Vega Vinsensius B, Lin Chin-Yo, Lai Koon Siew, Kong Say Li, Xie Min, Su Xiaodi, Teh Huey Fang, Thomsen Jane S, Yeo Ai Li, Sung Wing Kin, Bourque Guillaume, Liu Edison T
Estrogen Receptor Biology Program, Genome Institute of Singapore, 60 Biopolis Street, Republic of Singapore 138672.
Genome Biol. 2006;7(9):R82. doi: 10.1186/gb-2006-7-9-r82.
Transcription factor binding sites (TFBS) impart specificity to cellular transcriptional responses and have largely been defined by consensus motifs derived from a handful of validated sites. The low specificity of the computational predictions of TFBSs has been attributed to ubiquity of the motifs and the relaxed sequence requirements for binding. We posited that the inadequacy is due to limited input of empirically verified sites, and demonstrated a multiplatform approach to constructing a robust model.
Using the TFBS for the estrogen receptor (ER)alpha (estrogen response element [ERE]) as a model system, we extracted EREs from multiple molecular and genomic platforms whose binding to ERalpha has been experimentally confirmed or rejected.
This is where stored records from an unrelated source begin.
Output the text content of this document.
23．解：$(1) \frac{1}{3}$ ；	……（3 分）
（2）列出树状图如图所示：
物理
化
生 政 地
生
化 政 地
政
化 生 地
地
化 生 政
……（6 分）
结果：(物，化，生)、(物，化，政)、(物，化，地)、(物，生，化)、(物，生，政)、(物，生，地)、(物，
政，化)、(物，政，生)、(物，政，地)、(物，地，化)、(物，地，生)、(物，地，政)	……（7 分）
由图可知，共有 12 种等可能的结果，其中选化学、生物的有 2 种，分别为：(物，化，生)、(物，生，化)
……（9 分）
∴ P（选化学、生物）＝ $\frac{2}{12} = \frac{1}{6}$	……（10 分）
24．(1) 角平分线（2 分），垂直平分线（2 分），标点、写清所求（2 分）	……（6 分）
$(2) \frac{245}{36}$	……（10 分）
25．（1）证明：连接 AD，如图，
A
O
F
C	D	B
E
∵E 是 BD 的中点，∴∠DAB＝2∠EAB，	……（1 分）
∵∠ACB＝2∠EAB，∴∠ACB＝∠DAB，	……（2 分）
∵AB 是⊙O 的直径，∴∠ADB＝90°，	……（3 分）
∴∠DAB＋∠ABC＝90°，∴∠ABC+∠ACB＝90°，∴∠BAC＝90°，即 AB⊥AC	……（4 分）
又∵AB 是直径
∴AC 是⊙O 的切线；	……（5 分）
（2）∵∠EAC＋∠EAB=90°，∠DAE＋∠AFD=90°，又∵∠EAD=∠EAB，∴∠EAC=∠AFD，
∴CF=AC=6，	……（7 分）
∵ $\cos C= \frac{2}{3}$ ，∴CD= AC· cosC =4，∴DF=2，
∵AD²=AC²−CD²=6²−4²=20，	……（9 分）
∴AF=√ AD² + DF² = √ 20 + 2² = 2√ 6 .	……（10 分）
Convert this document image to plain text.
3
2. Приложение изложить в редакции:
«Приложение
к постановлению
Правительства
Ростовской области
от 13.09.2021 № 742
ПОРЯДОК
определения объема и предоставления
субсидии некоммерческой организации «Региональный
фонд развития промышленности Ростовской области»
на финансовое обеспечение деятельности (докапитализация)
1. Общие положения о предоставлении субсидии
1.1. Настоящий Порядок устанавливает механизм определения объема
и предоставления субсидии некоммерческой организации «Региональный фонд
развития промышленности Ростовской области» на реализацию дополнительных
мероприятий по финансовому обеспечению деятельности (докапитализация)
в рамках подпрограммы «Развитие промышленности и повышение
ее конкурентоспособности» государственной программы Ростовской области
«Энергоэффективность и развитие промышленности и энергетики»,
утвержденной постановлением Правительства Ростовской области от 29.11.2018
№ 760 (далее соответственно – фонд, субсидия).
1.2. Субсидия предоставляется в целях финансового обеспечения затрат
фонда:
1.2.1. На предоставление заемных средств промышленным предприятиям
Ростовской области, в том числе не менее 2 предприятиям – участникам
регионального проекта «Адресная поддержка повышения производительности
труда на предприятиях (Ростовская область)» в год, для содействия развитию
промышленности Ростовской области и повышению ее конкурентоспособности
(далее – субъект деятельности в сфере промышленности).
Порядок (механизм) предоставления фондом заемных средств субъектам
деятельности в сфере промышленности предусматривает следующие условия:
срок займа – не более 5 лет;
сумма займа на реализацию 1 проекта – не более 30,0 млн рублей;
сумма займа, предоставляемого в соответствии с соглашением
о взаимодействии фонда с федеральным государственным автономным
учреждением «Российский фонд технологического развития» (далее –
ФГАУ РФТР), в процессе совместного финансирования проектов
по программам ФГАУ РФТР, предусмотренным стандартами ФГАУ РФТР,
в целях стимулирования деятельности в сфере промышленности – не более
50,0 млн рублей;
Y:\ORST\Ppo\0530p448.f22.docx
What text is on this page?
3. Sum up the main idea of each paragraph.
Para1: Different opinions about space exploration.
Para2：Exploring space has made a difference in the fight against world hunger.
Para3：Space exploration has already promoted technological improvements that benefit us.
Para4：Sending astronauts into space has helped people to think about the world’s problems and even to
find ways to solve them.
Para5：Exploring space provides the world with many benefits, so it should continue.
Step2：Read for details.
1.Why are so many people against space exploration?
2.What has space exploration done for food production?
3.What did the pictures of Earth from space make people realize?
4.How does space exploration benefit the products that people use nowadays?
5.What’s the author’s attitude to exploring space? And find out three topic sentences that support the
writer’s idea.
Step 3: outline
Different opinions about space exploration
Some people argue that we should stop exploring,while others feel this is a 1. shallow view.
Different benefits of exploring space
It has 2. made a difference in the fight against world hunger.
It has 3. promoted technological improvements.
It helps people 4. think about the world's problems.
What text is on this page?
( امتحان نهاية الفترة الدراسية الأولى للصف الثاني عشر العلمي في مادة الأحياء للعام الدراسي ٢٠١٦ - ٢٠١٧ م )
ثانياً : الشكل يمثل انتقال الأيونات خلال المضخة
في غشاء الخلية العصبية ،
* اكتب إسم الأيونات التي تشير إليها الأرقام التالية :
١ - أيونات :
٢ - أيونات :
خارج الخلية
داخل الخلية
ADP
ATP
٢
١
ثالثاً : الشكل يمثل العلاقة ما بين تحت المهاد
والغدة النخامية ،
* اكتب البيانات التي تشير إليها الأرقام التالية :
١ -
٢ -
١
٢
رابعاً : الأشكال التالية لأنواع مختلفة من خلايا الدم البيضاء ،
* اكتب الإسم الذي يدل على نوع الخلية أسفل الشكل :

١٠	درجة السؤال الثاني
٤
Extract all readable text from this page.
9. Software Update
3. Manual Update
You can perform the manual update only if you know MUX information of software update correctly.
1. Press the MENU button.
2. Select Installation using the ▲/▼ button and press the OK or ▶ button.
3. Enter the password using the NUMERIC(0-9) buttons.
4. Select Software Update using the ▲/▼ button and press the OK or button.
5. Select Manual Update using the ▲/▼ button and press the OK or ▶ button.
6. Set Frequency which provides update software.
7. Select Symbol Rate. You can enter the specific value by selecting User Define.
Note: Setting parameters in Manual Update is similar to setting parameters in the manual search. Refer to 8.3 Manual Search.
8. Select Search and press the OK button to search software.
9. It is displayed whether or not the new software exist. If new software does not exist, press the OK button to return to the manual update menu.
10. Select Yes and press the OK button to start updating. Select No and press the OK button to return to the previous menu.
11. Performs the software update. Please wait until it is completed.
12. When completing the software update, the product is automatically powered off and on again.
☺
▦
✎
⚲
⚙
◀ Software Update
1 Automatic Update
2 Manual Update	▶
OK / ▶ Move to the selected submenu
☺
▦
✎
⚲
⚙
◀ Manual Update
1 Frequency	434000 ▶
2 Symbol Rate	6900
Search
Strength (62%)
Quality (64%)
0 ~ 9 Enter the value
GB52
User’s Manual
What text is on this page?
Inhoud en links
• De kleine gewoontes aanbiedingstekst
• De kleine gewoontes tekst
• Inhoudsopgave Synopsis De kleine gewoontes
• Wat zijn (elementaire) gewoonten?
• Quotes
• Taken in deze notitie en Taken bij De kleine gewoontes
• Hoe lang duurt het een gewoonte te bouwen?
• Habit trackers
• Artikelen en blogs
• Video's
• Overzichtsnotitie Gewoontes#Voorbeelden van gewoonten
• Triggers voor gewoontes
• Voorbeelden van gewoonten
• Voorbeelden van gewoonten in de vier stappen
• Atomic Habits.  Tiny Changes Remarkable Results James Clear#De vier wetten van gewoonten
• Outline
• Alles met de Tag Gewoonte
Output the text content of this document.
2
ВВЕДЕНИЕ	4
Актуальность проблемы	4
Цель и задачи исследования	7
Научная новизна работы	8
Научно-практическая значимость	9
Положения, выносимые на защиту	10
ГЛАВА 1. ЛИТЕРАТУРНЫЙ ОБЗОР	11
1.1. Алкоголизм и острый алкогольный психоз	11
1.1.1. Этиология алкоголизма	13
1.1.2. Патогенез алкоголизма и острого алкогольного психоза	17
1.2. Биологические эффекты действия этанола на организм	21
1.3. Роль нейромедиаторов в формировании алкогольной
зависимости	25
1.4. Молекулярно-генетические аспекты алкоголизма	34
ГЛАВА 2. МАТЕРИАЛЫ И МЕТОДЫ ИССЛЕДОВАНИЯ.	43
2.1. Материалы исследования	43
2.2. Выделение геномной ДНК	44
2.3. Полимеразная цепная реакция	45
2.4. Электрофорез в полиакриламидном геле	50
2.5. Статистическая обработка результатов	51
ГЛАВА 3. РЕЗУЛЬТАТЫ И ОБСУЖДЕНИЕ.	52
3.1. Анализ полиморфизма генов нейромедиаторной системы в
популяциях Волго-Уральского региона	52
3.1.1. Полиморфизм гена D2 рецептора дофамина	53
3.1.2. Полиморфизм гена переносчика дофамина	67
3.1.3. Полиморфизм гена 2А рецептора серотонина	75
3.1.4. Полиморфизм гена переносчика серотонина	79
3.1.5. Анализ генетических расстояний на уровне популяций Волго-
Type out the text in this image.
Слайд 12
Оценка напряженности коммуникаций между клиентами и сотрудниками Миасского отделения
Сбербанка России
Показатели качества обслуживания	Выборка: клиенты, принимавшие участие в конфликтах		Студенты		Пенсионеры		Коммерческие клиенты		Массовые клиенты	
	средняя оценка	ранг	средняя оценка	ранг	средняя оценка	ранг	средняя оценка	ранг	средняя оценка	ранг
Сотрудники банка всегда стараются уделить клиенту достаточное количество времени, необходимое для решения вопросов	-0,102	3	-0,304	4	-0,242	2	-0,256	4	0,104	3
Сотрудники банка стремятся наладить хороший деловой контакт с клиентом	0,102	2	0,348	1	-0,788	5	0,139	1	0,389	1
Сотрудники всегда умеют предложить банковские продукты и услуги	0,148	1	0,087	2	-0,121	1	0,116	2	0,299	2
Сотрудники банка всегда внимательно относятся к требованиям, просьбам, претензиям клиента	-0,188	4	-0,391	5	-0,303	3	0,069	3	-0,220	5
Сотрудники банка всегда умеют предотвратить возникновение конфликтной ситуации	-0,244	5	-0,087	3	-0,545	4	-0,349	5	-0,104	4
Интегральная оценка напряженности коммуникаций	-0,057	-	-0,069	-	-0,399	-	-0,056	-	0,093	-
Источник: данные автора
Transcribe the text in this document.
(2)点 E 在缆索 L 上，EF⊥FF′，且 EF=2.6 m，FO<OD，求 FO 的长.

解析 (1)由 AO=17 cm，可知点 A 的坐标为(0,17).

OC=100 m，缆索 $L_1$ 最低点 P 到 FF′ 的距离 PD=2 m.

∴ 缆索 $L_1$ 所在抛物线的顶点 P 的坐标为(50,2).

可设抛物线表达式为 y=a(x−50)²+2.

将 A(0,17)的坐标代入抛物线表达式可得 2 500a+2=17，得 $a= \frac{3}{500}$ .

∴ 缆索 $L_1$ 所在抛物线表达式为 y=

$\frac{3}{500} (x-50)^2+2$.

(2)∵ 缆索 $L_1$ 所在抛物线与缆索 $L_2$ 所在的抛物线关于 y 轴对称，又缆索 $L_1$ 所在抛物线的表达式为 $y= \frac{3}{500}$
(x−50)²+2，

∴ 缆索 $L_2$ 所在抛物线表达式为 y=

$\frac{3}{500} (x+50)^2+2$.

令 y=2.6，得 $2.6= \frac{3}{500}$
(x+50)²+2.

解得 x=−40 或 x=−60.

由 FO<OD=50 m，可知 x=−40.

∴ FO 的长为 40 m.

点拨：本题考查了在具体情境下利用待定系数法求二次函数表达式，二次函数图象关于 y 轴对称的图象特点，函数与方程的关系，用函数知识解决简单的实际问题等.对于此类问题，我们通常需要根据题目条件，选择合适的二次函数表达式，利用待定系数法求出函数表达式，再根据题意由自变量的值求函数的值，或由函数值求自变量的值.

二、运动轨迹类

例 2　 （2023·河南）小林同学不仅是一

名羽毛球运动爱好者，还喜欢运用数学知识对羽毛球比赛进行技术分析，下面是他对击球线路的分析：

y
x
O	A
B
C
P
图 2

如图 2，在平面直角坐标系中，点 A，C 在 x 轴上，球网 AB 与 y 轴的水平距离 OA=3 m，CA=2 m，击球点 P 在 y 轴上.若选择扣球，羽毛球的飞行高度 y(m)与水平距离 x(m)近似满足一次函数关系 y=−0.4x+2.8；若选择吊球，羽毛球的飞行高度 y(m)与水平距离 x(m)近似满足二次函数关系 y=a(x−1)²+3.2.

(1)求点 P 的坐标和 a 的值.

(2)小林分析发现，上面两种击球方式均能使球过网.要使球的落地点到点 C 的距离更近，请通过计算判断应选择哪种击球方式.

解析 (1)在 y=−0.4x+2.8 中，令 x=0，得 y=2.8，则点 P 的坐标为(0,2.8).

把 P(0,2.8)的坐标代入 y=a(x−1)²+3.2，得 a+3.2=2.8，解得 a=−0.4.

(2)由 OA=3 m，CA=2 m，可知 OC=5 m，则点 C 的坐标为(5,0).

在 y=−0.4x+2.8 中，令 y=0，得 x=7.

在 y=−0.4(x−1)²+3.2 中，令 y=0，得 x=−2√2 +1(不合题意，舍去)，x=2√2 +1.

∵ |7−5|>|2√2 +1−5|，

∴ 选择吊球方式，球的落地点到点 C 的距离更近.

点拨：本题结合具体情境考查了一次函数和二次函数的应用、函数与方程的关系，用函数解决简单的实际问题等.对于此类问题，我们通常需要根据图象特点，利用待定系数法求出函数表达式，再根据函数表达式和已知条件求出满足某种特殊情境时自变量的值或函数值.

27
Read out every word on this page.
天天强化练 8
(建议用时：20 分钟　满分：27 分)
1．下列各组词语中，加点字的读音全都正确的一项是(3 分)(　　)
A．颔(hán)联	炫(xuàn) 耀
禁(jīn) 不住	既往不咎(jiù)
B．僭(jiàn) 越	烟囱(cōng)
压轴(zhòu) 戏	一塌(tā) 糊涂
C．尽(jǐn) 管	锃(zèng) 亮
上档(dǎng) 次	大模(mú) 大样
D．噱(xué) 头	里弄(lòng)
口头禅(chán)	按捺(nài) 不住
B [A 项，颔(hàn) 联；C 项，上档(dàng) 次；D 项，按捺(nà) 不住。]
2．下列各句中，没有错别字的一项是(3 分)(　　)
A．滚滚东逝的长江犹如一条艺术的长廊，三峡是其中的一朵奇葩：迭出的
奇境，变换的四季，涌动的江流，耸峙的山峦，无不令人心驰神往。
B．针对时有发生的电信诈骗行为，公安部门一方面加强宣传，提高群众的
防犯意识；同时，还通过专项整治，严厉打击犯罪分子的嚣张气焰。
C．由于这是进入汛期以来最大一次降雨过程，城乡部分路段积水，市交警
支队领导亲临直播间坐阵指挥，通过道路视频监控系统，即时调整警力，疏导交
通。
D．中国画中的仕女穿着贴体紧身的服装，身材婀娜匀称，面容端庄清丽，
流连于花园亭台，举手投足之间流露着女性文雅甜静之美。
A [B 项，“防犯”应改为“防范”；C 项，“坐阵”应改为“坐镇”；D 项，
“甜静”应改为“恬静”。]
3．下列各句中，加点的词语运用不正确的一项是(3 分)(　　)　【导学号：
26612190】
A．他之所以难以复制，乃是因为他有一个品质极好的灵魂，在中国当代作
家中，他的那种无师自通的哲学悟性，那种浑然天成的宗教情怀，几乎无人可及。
In silico analyses revealed significant sequence information flanking the standard binding consensus, discriminating ERE-like sequences that bind ERalpha from those that are nonbinders. We extended the ERE consensus by three bases, bearing a terminal G at the third position 3' and an initiator C at the third position 5', which were further validated using surface plasmon resonance spectroscopy. Our functional human ERE prediction algorithm (h-ERE) outperformed existing predictive algorithms and produced fewer than 5% false negatives upon experimental validation.
Building upon a larger experimentally validated ERE set, the h-ERE algorithm is able to demarcate better the universe of ERE-like sequences that are potential ER binders. Only 14% of the predicted optimal binding sites were utilized under the experimental conditions employed, pointing to other selective criteria not related to EREs. Other factors, in addition to primary nucleotide sequence, will ultimately determine binding site selection.
转录因子结合位点(TFBS)赋予细胞转录反应特异性,并且很大程度上已由从少数经过验证的位点推导出来的共有基序所定义。TFBS计算预测的低特异性归因于基序的普遍性以及结合时宽松的序列要求。我们认为这种不足是由于经实验验证的位点输入有限所致,并展示了一种构建稳健模型的多平台方法。
以雌激素受体(ER)α的TFBS(雌激素反应元件[ERE])作为模型系统,我们从多个分子和基因组平台提取ERE,这些平台与ERα的结合已通过实验得到证实或否定。计算机分析揭示了标准结合共有序列侧翼的重要序列信息,可区分与ERα结合的类ERE序列和不结合的序列。我们将ERE共有序列延伸了三个碱基,在3'端第三位带有一个末端G,在5'端第三位带有一个起始C,并用表面等离子体共振光谱进一步验证。我们的功能性人类ERE预测算法(h - ERE)优于现有的预测算法,经实验验证产生的假阴性少于5%。
基于更大的经实验验证的ERE集合,h - ERE算法能够更好地划分潜在ER结合物的类ERE序列范围。在所采用的实验条件下,仅14%的预测最佳结合位点被利用,这表明存在与ERE无关的其他选择标准。除了一级核苷酸序列外,其他因素最终将决定结合位点的选择。